The Marshall Willen II is the speaker I’d slip into a bag without thinking—and then find myself reaching for constantly. It’s palm-sized, which means it goes everywhere: desk, nightstand, a weekend bag, the kitchen counter on a Tuesday. The IP67 rating means it’s fully waterproof and dustproof, so a poolside afternoon or an unexpected rainstorm is not a conversation you need to have with it.
Rolling Stone tested and reviewed the Marshall Willen II and found the sound genuinely punchy for something this small—improved treble and bass over the original Willen, which was already well-received. It has eventeen-plus hours of battery and a rubber strap that lets it hang, stand, or attach to things. And that Marshall aesthetic makes it look like a piece of furniture—not a gadget.
A note upfront: the 5G on this model is T-Mobile only, so if that’s not your carrier, the WiFi version is the smarter buy and currently discounted by the same amount. Either way, the hardware case for the Galaxy Tab S10+ is one of the more convincing ones Samsung has made in years. The 12.4-inch Dynamic AMOLED 2X display is genuinely stunning—the kind of screen that makes your tablet feel slightly embarrassing when you’re just watching something. Galaxy AI is more than a marketing slide: Circle to Search lets you look up anything on screen without switching apps, Note Assist transcribes and summarizes meetings and lectures automatically.
I love the onboard AI on Samsung gadgets, especially how Sketch to Image turns rough drawings into finished visuals in seconds. These are tools that actually change how you use a device. 9to5toys tracked a record-low price on Samsung’s Galaxy lineup during the current Memorial Day sale — at roughly $350 off, this is the moment to buy a tablet you’ll actually reach for instead of leaving on a shelf.
At $99, the AirPods 4 have crossed a new threshold: they’re the thing you just buy.
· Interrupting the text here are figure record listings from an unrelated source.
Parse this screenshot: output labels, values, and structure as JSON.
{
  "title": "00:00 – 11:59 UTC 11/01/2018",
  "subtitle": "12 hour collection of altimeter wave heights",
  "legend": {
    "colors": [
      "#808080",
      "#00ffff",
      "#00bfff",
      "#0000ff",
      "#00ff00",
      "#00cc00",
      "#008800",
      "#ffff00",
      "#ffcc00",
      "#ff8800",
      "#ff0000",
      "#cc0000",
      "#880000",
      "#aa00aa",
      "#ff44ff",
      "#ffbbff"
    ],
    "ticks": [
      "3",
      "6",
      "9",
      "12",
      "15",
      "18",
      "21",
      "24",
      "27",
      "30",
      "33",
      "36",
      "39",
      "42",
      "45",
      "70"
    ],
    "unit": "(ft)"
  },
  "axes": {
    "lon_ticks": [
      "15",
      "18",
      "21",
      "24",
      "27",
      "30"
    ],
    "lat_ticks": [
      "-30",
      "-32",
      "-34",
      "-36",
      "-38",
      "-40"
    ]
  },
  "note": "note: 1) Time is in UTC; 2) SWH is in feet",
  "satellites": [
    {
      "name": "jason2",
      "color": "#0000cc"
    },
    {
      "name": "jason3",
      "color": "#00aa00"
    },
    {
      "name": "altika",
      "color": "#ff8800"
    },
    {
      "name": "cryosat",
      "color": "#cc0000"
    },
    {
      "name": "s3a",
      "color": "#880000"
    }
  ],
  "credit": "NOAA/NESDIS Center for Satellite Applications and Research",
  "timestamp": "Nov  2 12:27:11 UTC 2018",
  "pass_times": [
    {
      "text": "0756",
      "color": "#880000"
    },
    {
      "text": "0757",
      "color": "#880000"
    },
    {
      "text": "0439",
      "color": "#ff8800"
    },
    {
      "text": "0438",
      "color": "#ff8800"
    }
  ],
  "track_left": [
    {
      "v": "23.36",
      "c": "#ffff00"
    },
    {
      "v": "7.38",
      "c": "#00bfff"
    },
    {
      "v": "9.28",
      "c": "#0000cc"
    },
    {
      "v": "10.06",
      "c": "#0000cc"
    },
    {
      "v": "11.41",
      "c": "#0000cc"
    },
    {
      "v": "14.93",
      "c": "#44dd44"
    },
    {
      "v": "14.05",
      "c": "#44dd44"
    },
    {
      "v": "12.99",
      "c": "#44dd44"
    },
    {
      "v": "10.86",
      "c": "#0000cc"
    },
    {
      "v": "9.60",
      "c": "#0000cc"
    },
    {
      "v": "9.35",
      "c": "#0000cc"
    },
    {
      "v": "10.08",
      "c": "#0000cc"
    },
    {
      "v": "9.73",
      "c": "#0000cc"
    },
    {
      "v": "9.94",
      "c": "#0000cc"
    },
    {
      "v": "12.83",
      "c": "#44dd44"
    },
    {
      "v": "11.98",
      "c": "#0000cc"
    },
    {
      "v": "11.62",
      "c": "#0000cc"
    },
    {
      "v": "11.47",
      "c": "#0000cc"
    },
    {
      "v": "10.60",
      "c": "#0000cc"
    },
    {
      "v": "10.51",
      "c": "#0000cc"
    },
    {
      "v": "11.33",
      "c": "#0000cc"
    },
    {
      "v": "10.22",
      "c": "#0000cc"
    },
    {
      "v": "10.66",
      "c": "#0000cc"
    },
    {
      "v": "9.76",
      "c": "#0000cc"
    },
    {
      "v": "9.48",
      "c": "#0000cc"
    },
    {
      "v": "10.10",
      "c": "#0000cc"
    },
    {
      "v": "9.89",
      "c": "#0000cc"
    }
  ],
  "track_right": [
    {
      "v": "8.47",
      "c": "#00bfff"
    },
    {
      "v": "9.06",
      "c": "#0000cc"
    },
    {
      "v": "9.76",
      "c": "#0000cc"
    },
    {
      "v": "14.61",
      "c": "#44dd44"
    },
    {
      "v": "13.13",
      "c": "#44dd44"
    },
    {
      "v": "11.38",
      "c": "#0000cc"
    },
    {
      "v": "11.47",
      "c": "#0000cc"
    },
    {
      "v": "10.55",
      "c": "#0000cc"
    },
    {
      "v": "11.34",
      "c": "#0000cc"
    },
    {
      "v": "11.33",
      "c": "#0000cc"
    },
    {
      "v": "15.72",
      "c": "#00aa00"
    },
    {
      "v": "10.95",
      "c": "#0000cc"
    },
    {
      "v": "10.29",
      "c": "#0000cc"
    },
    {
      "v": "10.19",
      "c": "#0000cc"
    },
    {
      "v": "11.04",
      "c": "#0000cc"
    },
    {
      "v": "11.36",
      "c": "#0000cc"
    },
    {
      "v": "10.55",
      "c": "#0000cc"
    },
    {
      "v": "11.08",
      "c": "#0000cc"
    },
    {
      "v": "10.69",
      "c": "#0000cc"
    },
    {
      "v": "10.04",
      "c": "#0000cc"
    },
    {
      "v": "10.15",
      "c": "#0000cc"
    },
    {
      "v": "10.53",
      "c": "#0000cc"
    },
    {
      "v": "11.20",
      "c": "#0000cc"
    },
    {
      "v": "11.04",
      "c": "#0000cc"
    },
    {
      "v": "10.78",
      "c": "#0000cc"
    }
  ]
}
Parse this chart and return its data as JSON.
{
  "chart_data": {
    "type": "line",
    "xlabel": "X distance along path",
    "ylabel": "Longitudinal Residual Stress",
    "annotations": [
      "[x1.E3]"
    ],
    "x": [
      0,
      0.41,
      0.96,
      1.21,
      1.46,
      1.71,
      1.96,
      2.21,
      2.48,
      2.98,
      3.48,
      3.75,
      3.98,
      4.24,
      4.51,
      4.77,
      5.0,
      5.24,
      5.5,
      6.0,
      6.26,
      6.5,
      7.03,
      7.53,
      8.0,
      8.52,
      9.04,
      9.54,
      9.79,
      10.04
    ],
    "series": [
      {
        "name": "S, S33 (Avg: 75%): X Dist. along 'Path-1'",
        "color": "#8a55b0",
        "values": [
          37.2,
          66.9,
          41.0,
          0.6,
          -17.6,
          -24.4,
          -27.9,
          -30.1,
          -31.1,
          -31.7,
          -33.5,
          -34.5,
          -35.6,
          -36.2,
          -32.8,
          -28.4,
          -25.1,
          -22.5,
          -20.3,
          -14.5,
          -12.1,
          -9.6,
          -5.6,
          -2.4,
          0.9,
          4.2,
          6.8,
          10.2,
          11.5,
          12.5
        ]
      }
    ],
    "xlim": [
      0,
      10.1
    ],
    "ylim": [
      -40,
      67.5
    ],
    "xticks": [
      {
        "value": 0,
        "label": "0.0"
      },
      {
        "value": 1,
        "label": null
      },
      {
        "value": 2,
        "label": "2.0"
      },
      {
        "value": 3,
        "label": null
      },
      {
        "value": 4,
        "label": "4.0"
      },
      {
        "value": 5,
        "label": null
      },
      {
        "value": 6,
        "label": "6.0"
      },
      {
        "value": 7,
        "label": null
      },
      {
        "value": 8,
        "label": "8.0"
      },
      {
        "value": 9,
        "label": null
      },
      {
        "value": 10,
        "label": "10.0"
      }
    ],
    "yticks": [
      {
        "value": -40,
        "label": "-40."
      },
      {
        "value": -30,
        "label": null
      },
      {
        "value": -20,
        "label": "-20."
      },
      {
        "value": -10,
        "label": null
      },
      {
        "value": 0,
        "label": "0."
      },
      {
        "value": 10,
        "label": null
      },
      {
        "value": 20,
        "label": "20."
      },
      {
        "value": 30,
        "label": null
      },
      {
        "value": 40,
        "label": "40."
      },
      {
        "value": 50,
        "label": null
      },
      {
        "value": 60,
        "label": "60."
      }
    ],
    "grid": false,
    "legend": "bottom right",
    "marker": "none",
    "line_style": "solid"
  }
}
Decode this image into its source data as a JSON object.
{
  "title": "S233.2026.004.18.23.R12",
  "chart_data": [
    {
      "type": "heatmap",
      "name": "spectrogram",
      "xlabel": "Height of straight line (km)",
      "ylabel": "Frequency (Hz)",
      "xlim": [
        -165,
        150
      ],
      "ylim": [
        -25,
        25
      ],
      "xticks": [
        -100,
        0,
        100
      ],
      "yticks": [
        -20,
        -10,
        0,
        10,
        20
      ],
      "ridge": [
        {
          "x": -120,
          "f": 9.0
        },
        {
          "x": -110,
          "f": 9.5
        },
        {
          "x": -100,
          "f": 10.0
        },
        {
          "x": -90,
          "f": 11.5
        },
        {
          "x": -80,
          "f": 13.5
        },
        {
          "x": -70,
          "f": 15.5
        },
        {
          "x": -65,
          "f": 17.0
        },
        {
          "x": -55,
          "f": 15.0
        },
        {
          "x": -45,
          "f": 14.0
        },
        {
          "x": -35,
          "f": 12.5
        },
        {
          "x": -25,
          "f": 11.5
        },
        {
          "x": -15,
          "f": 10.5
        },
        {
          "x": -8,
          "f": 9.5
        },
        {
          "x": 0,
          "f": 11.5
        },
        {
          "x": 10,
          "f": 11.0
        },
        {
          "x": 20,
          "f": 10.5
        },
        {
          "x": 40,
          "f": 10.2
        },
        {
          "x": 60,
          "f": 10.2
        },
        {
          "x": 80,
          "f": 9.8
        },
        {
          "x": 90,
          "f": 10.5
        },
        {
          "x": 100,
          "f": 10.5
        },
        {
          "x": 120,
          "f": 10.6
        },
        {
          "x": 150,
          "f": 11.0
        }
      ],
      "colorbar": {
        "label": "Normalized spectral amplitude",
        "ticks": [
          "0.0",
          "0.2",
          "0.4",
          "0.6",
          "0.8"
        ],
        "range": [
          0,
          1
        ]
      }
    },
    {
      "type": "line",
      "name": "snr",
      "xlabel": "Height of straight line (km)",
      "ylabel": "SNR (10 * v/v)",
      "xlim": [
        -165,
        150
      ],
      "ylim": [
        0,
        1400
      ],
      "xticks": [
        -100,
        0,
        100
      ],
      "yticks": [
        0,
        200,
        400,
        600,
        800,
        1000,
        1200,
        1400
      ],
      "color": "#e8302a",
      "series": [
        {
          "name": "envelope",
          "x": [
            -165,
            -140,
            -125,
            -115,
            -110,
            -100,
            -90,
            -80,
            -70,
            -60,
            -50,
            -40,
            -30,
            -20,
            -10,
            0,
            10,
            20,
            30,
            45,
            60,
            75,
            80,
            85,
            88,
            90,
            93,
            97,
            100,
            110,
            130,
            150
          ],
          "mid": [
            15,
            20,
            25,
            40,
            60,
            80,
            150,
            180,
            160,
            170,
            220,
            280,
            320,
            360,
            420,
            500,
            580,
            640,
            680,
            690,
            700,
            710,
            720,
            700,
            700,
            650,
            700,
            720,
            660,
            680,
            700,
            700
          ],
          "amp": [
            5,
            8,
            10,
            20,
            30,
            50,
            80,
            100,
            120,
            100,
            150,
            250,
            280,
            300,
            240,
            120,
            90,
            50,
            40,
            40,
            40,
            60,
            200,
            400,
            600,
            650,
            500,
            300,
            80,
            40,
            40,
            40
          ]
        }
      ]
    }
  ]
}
That new accessibility is meaningful for a product that has stubbornly held its price for most of 2026. The fourth generation brought a redesigned fit that finally works for people the previous stem design never sat right for, improved audio, and a personalized spatial audio experience that adjusts to your ear shape.
They connect instantly to any Apple device, hand off seamlessly between iPhone, iPad, and Mac, and disappear into a pocket in a case the size of a dental floss container. If you’re already in the Apple ecosystem and you’re still using wired earbuds or an older pair, there is genuinely no better moment to fix that than right now.
If a product’s primary appeal is a thirty-second demonstration on TikTok, that’s usually because thirty seconds is all the use you’d actually get out of it. I skipped every product whose value proposition was the video, not the thing.
There’s an entire category of Amazon items that exists in a permanent state of 40% off—unbranded charging cables, no-name Bluetooth speakers, generic smart plugs from manufacturers whose warranty support is a return label and nothing else. These aren’t deals. They’re the default price.
A 55-inch TV is not a summer purchase. A space heater is not a Memorial Day deal I’m interested in. I filtered hard for timing and relevance: if it doesn’t serve the next three months of your life, the discount doesn’t matter.
What I’ve put in this list is what I’d actually spend money on. Because summer is coming, and these are the tools that make summer better: more mobile with less friction. At a moment when most of us are spending more carefully—the Memorial Day sale is a window for buying what you were already going to buy, at a price that reflects actual value. Every product on this list meets that standard.